The Crooked Circle is criminal enterprise that dabbles in the occult and wears black robes with cowl hoods.   Up against the cabal of criminals is a bunch of amateur detectives that call themselves The Sphinx Club.  One of the members of the Circle was caught because of a tip from the Sphinx Club.  The Circle vows revenge on the Club and decides that the leader of the Club, Colonel Theodore Wolters (Berton Churchill), must be assassinated.  The group draws cards to determine who will be tasked with killing Wolters.  The person drawing the card with the skull on it is the one who is to be the assassin.  The card is picked by the only woman in the Circle.

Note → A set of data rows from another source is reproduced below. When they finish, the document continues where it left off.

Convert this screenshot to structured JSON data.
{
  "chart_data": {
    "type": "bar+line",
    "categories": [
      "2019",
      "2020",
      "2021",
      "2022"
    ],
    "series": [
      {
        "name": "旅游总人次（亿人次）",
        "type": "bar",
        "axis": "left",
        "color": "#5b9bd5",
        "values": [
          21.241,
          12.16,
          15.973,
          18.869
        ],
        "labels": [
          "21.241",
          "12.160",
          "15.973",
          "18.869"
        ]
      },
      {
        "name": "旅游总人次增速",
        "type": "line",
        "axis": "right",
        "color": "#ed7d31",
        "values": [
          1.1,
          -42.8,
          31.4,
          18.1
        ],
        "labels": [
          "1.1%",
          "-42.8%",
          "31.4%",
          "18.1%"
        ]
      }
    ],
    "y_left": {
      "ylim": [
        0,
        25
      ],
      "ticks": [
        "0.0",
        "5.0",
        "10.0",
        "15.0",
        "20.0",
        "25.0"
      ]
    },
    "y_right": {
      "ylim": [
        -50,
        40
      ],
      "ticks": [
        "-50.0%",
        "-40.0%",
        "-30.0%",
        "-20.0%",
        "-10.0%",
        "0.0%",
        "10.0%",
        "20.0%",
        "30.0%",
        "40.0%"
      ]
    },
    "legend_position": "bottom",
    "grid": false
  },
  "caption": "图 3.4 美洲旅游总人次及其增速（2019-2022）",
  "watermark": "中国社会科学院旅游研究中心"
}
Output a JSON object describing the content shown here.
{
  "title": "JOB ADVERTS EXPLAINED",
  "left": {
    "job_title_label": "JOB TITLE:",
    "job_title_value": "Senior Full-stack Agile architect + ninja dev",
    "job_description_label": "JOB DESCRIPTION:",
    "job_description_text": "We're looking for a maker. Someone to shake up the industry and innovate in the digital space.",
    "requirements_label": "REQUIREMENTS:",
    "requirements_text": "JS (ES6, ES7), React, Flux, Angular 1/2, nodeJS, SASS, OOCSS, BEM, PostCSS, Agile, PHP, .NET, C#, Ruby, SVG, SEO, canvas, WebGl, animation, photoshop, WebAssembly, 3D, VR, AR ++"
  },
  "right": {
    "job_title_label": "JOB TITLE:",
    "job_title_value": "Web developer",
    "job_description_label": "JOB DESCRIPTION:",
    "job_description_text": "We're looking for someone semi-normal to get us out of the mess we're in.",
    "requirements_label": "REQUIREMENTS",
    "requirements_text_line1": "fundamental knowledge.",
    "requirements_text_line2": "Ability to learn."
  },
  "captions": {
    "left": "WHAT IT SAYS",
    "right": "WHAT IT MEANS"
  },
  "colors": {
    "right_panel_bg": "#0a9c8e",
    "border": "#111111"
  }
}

The main members of the Sphinx Club are Brand Osborne (Ben Lyon), Harry Carter (Roscoe Karns) and Colonel Wolters.  Brand has just become engaged to Thelma Parker (Irene Purcell) and has decided to leave the Sphinx Club.  The new recruit to take his place is an Indian named Yoganda (C. Henry Gordon). 

Wolters has just purchased an old mansion on Long Island called Melody Manor.  He plans on moving into it tonight.  Reportedly the house is haunted.  He receives a letter from the Crooked Circle threatening his life and telling him that he will be dead by midnight.  Yoganda is a soothsayer and predicts that evil is on its way.  Brand decides that the members of the Sphinx Club should hang out with Wolters until after midnight to protect him from whatever evil the Circle is up to.  

“The Crooked Circle” was released in 1932 and was directed by H. Bruce Humberstone.  It is a low budget horror-esque American pre-code thriller comedy and an old dark house thriller.  A lot of stuff like this was churned out in the thirties.

At less than an hour long, it is a short film.  It’s still long enough to toss in a couple red herrings, some extraneous characters and more than a few mystery movie tropes and old dark house secret passages and rooms.  There are also a couple small twists and turns that add a little run time to the film.  There’s nothing really special about the movie but it is not a bad way to pass the time. 

There is more comedy than mystery here.  Everyone gets into the comedic aspect of the film in one way or another.  The two who are mostly comic relief are Zasu Pitts as housekeeper Nora Rafferty and James Gleason as Police officer Arthur Crimmer.  They trade barbs back and forth throughout the film.

If Zasu Pitts sounds a lot like Olive-Oyl there is a reason for that.  Mae Questel, the woman who voiced Olive-Oyl in most of the “Popeye” cartoons, based the voice she used on Zasu Pitts.